= Ann-Sofie Sandberg =

Swedish food scientist

Ann-Sofie Sandberg (born in 1951) is a Swedish food scientist. She is a professor in Food and Nutritional Science at Chalmers University of Technology. Sandberg research involves the bioavailability of nutrients and bioactive components in food, and understanding how to improve nutritional value in food. She was awarded the Gustaf Dalén Medal for outstanding scientific contributions in the field of food.

== Biography ==
Sandberg received her PhD in 1982 at the University of Gothenburg. Her dissertation was on the 'Effects of Dietary Fibers on Ileostomy Patients'. Sandberg is the head of the food sciences department at Chalmers University of Technology, and is chair of the faculty, serving on the Chalmers board.

In 2010, she was elected into the Royal Swedish Academy of Engineering Sciences.
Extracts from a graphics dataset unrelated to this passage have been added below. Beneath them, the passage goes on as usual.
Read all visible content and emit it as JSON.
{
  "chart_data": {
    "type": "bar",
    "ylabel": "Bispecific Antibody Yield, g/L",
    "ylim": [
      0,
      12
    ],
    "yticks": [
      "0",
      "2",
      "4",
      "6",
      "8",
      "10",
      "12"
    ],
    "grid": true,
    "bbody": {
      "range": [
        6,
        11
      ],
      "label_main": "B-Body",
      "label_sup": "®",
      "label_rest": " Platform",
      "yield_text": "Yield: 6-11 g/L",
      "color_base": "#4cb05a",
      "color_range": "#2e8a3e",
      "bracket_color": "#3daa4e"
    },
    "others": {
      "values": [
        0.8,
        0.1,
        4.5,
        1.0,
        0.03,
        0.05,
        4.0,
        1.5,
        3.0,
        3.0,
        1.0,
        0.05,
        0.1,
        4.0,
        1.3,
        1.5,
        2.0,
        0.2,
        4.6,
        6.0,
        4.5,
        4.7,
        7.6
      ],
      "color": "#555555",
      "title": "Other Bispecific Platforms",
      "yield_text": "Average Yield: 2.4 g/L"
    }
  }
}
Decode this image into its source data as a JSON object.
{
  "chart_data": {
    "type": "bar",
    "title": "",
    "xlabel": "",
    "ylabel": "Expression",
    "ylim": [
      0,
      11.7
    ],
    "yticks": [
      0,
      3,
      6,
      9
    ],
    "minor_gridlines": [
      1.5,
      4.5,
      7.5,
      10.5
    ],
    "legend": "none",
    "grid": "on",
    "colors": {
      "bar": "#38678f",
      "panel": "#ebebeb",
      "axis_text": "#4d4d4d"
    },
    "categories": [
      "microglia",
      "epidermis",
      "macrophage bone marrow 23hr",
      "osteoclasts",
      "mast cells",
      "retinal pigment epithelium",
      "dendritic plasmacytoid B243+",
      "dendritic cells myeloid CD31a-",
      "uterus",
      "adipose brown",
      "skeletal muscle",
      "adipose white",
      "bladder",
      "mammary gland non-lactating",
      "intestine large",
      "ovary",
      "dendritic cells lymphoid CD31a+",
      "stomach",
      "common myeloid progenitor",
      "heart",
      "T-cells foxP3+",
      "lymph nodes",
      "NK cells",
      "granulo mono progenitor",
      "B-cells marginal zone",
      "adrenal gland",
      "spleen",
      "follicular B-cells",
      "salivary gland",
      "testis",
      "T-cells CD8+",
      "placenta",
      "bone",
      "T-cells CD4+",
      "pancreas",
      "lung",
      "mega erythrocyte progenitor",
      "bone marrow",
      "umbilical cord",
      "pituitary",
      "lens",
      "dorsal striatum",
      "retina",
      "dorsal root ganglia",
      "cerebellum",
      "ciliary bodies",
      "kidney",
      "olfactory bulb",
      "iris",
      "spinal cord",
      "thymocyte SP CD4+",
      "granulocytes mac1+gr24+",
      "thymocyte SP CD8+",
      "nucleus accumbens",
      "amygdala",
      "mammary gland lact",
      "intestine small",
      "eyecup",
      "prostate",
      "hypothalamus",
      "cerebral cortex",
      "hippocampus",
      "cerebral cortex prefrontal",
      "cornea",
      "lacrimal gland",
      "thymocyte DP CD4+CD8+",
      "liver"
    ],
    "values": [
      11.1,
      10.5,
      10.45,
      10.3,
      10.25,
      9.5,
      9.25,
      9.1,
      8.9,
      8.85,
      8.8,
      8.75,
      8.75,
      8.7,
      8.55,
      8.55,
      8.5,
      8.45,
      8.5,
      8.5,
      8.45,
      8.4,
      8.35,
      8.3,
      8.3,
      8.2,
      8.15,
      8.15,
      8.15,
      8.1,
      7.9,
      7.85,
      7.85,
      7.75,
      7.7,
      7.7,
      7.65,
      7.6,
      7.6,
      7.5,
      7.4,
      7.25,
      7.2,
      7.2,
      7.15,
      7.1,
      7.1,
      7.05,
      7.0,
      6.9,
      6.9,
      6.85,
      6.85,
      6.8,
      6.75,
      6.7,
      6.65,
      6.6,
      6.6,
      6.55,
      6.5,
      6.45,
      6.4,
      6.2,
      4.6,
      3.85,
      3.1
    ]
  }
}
She was awarded an honorary doctorate degree in 2013 at the Sahlgrenska Academy for strengthening the connections between medical and technological research in Gothenburg.

In 2014 Sandberg was awarded the Gustaf Dalén Medal for "outstanding scientific contributions in the field of food, which have successfully contributed to strengthening Chalmers' brand as a university and as an internationally prominent research environment". She has been awarded an honorary doctorate from the Sahlgrenska Academy.

== Work ==

Sandberg research involves the bioavailability of nutrients and bioactive components in food, and understanding how to improve nutritional value in food. Her research involves developing analysis techniques, and she has investigated the health effects of fish in the diet.

Sandberg has co-authored more than 300 publications within her research area.

== Awards ==

- 2014 : Chalmers Gustaf Dalén Memorial Medal for "prominent academic contributions in food science".